Should you believe such claims?
I see guys asking this among themselves on message boards. They see an ad for a new bodybuilding supplement. The ad boasts of gains of ten to thirty pounds of muscle within just a few weeks. The guys want to believe it. They ask each other: “Should I try it?” or “Do you think it’s for real?”
What’s my answer to this?
When I’m asked by someone if they should believe these ads, I simply inform them of the words of a top level professional bodybuilder. I heard his words back in 1989 when I attended his seminar at Gold’s Gym in San Diego, CA. Here’s what he was asked by a seminar attendee that day:
“How much muscle do you gain in a year?”
Now keep in mind: This guy took second place at least one year that I know of in the Mr. Olympia contest. He admitted in the seminar that he was a regular steroid user. He possessed incredible genetics that he was augmenting further with the use of powerful drugs. Here was his answer:
“When I started out as a teen, I could gain ten pounds of muscle in a year. Now I’m lucky if I can gain two pounds of muscle in a year.”
Think about this for a minute: If some guy actually was able to gain 20 pounds of muscle in ten weeks (naturally), why wouldn’t he just go ahead and gain 100 pounds of it for the year? What would stop him? Starting out at 160 pounds, he could be 260 pounds of solid muscle in twelve months. If he did, he would be the first natural pro bodybuilder to get his pro card and become Mr. Olympia material in a year. Actually, he'd be the first bodybuilder in the world to do that - natural or not.

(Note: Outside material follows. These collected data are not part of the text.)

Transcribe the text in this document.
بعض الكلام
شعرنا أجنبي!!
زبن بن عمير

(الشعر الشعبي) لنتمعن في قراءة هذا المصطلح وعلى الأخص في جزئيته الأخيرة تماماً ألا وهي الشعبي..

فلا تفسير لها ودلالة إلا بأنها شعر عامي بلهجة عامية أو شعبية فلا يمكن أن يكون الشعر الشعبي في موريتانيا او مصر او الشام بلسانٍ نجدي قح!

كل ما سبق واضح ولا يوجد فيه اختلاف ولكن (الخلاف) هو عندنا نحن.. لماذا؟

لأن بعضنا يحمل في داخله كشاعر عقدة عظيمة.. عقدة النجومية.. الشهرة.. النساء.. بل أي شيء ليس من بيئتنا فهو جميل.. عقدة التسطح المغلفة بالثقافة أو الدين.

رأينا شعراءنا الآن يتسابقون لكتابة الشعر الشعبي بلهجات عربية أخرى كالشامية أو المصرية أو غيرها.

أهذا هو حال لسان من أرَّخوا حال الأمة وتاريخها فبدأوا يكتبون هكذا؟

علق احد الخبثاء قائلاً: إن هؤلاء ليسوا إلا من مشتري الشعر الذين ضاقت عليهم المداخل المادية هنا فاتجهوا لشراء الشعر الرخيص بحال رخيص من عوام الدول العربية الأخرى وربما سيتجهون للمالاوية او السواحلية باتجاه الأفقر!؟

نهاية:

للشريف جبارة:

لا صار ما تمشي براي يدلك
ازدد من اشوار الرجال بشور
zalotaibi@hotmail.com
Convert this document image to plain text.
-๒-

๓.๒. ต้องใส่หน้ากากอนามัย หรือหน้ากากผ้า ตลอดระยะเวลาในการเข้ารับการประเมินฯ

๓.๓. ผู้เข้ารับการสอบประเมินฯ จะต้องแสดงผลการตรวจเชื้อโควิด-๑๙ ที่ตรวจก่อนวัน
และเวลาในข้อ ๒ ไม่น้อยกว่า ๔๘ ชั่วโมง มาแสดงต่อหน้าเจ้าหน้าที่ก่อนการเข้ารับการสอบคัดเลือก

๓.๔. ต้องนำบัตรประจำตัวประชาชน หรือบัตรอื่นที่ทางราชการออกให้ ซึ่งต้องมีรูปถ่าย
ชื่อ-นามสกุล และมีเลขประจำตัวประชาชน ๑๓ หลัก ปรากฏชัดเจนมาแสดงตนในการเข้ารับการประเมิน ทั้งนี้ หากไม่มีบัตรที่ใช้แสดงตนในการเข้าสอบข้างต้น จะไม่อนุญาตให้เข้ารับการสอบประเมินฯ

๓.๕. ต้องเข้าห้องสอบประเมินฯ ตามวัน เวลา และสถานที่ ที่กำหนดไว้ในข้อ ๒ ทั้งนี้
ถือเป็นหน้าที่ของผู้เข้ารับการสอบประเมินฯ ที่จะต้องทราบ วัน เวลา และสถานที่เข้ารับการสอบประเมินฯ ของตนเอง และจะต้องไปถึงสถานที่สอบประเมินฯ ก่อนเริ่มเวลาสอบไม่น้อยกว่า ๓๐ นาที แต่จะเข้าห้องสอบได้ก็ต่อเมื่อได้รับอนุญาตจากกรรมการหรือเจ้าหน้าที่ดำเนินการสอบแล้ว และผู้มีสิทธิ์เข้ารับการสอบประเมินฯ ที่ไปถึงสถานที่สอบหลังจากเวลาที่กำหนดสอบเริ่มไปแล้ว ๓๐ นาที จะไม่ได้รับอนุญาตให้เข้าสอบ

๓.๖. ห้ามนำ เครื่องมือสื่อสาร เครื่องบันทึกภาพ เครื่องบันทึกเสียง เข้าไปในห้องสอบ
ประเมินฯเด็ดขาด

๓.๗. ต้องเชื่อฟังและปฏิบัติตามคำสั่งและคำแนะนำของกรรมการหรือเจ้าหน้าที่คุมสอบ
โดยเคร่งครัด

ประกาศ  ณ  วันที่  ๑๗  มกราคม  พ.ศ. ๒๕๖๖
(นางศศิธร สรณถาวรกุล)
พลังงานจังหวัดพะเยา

Here’s my advice for natural bodybuilders who desperately want to get bigger: Stop worrying about gains of unrealistic amounts of muscle weight on your body. Stop staring at numbers on your bathroom scale and waiting to become heavier. All you need to do is gain muscle on a steady basis without hitting time-wasting plateaus. If you actually did gain 20 pounds of muscle in 10 weeks, you’d rip a tendon anyway.